The ruling likely ends Semenya's chance of defending her 2016 800m Olympic gold medal, as she has repeatedly said she would not submit to the IAAF rule.
"I am very disappointed by this ruling, but refuse to let World Athletics drug me or stop me from being who I am," Semenya said in a statement released by her representatives. "Excluding female athletes or endangering our health solely because of our natural abilities puts World Athletics on the wrong side of history. I will continue to fight for the human rights of female athletes, both on the track and off the track, until we can all run free the way we were born. I know what is right and will do all I can to protect basic human rights, for young girls everywhere."
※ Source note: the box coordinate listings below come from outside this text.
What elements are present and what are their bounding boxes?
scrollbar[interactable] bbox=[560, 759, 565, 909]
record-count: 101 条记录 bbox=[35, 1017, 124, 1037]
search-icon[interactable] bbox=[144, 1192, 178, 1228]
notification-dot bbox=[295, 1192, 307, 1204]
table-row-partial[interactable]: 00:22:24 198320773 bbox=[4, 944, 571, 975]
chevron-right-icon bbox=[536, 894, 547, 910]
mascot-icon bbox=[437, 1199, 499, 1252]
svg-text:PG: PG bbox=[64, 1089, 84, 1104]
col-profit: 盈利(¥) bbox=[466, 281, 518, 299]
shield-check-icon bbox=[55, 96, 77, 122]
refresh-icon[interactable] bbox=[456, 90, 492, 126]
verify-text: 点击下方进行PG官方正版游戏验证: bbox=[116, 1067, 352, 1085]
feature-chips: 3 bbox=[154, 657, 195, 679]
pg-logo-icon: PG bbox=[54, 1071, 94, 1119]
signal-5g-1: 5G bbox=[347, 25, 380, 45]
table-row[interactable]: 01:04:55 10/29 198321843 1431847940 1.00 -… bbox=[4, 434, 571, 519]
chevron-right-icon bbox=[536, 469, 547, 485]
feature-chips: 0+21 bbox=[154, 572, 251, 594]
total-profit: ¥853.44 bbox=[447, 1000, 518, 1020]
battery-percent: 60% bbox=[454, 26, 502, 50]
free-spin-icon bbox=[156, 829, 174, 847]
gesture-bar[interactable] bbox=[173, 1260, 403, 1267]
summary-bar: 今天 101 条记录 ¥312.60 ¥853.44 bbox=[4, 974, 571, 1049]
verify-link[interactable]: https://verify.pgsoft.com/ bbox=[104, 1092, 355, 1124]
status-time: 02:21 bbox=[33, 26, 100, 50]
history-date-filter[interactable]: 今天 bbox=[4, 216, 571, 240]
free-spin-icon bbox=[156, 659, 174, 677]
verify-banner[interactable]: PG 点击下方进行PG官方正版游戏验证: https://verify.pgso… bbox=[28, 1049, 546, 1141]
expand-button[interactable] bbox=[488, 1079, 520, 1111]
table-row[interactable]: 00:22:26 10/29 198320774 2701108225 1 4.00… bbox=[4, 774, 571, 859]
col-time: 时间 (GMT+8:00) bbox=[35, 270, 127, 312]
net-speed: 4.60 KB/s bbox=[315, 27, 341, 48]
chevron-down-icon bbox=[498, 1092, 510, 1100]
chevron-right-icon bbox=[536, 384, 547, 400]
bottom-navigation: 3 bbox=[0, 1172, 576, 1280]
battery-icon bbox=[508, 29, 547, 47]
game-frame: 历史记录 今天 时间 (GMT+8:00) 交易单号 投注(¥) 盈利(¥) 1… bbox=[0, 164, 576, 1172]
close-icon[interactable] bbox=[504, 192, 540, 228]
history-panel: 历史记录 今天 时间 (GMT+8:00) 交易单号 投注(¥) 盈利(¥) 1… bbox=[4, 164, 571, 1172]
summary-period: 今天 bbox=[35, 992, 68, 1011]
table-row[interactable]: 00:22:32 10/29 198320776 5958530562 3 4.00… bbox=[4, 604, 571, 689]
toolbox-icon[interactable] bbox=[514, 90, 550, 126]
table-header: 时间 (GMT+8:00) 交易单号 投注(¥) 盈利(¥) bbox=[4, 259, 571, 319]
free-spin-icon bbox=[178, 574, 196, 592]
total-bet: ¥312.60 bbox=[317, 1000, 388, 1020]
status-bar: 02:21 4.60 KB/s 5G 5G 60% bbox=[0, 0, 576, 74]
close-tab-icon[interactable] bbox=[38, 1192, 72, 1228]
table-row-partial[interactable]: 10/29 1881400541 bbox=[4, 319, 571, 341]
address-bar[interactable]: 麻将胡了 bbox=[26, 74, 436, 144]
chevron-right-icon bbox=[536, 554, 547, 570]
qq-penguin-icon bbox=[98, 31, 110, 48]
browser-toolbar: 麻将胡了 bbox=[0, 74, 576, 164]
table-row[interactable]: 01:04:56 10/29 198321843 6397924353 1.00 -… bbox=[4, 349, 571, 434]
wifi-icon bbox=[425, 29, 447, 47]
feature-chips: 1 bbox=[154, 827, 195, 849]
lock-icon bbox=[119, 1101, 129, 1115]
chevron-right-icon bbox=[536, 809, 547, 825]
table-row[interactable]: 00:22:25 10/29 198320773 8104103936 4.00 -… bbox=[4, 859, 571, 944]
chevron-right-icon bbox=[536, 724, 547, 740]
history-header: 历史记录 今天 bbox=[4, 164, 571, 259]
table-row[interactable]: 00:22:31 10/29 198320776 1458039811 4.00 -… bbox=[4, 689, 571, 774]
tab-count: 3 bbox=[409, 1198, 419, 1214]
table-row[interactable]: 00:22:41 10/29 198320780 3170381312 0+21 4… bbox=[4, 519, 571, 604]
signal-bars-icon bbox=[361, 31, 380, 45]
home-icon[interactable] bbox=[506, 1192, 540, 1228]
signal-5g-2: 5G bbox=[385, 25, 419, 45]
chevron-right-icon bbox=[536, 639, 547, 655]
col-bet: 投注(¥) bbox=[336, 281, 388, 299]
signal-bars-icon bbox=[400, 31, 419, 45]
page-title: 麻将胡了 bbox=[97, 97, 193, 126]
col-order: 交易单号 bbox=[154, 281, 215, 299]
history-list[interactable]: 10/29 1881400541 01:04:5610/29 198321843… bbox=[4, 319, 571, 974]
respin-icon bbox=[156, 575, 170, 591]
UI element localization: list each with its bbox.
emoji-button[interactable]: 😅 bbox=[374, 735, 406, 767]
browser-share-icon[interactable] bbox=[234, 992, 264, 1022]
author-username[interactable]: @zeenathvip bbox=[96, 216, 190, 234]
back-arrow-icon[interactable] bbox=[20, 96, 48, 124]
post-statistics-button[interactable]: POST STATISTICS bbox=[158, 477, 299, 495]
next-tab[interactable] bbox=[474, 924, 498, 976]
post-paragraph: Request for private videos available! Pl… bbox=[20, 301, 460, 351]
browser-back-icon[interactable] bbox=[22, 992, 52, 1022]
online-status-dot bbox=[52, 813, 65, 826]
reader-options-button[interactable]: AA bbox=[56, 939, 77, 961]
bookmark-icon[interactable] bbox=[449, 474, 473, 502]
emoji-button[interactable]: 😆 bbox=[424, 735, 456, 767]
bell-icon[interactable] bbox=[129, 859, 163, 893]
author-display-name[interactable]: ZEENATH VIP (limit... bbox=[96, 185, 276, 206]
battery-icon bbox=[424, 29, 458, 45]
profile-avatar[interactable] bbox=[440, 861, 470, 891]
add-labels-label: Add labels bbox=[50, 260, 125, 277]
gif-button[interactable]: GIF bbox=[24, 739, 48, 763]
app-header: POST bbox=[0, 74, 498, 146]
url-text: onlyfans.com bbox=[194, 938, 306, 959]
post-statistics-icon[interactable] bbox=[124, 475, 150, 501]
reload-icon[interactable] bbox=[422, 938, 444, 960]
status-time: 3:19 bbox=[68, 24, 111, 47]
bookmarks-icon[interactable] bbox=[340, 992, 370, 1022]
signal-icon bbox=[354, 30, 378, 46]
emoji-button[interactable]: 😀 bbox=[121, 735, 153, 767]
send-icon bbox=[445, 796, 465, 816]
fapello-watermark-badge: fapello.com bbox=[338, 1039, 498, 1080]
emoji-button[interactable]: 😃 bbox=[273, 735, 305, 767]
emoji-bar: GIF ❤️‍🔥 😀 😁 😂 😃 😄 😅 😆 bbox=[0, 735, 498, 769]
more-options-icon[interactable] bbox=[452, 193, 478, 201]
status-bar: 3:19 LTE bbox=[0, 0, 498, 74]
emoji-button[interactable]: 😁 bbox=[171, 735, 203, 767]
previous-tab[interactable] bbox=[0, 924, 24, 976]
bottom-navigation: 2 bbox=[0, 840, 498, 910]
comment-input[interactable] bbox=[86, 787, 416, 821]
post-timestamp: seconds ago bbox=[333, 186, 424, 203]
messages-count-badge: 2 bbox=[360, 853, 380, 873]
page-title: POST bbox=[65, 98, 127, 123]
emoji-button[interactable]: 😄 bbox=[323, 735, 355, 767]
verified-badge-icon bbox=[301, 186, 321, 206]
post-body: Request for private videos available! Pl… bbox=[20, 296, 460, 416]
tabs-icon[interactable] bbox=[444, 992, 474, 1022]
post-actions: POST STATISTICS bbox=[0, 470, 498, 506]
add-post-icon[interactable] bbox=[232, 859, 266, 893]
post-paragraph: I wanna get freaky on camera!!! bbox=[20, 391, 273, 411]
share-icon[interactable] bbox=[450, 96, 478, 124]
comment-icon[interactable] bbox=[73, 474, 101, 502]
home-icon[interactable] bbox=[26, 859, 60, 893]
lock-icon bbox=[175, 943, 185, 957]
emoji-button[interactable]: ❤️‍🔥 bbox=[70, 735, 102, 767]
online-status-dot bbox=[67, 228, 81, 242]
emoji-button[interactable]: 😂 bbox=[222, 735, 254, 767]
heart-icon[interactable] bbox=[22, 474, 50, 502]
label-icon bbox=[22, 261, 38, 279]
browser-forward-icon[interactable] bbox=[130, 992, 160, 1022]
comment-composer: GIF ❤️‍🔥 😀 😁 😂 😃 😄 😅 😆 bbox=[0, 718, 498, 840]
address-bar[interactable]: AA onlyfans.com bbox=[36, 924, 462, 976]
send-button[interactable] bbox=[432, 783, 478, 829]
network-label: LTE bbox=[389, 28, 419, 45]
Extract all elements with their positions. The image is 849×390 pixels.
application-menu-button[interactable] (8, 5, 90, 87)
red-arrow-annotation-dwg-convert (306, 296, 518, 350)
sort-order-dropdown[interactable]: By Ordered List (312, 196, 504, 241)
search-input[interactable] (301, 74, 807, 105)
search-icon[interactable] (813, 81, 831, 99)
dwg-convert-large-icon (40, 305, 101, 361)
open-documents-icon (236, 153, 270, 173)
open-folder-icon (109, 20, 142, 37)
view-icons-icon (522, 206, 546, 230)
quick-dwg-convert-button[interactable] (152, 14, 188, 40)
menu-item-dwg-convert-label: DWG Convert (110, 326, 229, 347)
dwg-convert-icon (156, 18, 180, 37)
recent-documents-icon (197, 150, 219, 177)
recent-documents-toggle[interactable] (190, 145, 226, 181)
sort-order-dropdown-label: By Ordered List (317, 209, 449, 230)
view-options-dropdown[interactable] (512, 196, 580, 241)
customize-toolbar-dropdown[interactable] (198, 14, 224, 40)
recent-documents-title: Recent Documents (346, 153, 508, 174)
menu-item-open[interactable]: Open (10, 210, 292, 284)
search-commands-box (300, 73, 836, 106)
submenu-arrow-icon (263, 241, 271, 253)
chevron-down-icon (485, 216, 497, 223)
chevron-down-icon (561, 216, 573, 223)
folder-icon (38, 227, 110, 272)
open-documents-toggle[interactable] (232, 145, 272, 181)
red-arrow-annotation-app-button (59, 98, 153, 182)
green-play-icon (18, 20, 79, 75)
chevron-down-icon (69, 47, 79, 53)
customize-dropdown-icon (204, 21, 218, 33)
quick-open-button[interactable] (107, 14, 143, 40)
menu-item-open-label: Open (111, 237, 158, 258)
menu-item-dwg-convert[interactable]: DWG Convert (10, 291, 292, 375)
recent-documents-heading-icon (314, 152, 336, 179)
Semenya is a female competitor who is believed to have an intersex condition that causes her body to naturally produce testosterone at levels much higher than most women, and IAAF ruled that it gave her and other women with her condition an unfair advantage over other female competitors. The governing body instituted a new rule that required female athletes who wanted to run in only the 400m, 800m and 1500m events - Semenya's primary race distances - to lower their testosterone levels below a certain metric and maintain that reduced level continuously for at least six months before a competition.
The 2019 CAS ruling, agreed upon by two of three arbitrators after five days of testimony from experts in ethics, genetics, gynaecology and andrology, among other fields, rejected Semenya's appeal of the IAAF rule. CAS agreed that the rule was discriminatory in nature, "but the majority of the Panel found that, on the basis of the evidence submitted by the parties, such discrimination is a necessary, reasonable and proportionate means of achieving the IAAF's aim of preserving the integrity of female athletics," the court said in its executive summary.
On Tuesday, the Swiss Federal Tribunal ruled that CAS "had the right to uphold the conditions of participation issued for female athletes with the genetic variant '46 XY DSD' in order to guarantee fair competition for certain running disciplines in female athletics."
Semenya's legal representatives said the IAAF rule is overly invasive to the South African runner because it requires her to submit to unneeded medical procedures to compete.
"The Swiss Court dismissed the appeal despite finding that the World Athletics regulations seriously violate Caster's physical integrity because the required hormonal drug intervention is not medically indicated, has negative health effects and is not based on the athlete's free consent," the statement from the Norton Rose Fullbright law firm read.
Semenya, who won gold in the 800m at both the 2012 and 2016 Olympics and also has three world championships in the event, has refused to submit to procedures that would lower her testosterone. In March, she announced she would be switching to the 200m in order to circumvent the IAAF rule and compete at the Tokyo Olympics, which were postponed to 2021 by the COVID-19 pandemic.
According to the IAAF website, Semenya's personal-best time in the 200m is 23.81 seconds, about one second slower than the Olympic qualifying standard.